40. En ce qui concerne l’instance n°2402760, les dispositions de l’article L. 761-1 du code de justice administrative font obstacle à ce que soit mise à la charge de la SCI Charmalouis et autres, qui ne sont pas la partie perdante dans la présente instance, les sommes que la société Real Pic et la commune de Landry demandent au titre des frais exposés et non compris dans les dépens. Il n’y a pas lieu, dans les circonstances de l’espèce, de mettre à la charge de la société Real Pic la somme que les requérants demandent au même titre. Il y a lieu, en revanche, de faire application des dispositions de l’article L. 761-1 du code de justice administrative et de mettre à la charge de la commune de Landry une somme de 1 800 euros au titre des frais exposés par les requérants non compris dans les dépens.
D E C I D E :
Article 1er :L’intervention collective de la SCI Les Myrtilles, la SCI AF AP, M. et Mme F, BC, Mme U, M. et Mme G, M. et Mme AI, M. et Mme AU, BE, M. AM et M. BH AW est admise dans l’instance n°2402735.
Article 2 :Le permis de construire tacite n°07314223M1004 et les décisions du 21 février 2024 de rejet des recours gracieux sont annulés.
Article 3 :La commune de Landry versera, dans l’instance n°2402735, aux requérants une somme de 1 800 euros au titre de l’article L. 761-1 du code de justice administrative.
Article 4 :La commune de Landry versera, dans l’instance n°2402760, aux requérants une somme de 1 800 euros au titre de l’article L. 761-1 du code de justice administrative.
Article 5 :Le surplus des conclusions des parties est rejeté.

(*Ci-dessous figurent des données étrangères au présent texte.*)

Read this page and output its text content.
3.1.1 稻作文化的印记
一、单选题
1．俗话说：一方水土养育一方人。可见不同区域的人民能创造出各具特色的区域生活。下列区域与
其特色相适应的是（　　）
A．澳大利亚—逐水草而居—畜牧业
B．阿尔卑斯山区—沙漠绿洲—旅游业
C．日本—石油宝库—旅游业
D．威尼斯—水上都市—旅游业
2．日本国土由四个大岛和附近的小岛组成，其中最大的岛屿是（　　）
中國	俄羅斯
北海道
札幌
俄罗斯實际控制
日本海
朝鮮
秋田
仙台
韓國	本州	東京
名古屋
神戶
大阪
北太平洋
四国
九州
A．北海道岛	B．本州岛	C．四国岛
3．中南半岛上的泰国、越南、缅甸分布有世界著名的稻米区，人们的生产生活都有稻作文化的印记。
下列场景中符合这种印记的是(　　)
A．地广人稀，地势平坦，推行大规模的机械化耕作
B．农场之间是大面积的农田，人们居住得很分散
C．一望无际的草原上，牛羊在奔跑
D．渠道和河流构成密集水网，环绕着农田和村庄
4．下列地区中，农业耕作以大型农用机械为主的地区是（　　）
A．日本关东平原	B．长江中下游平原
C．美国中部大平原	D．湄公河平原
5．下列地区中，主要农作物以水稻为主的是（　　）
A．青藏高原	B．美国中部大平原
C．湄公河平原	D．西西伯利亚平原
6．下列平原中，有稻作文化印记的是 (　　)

Article 6 :Le présent jugement sera notifié à M. O AR et Mme BB AR, à la SCI Charmalouis, à la commune de Landry, à la SAS Real Pic, à la SCI Les myrtilles, la SCI AF AP, M. et Mme F, BC, Mme U, M. et Mme G, M. et Mme AI, M. et Mme AU, BE, M. AM et M. BH AW.
Délibéré après l’audience du 4 février 2025, à laquelle siégeaient :
Mme Bedelet, présidente,
M. Argentin, premier conseiller,
Mme Naillon, conseillère.
Rendu public par mise à disposition au greffe le 7 mai 2025.
La rapporteure,
L. Naillon
La présidente,
A. Bedelet
Le greffier,
P. Muller
La République mande et ordonne au préfet de la Savoie en ce qui le concerne ou à tous commissaires de justice à ce requis en ce qui concerne les voies de droit commun, contre les parties privées, de pourvoir à l’exécution de la présente décision.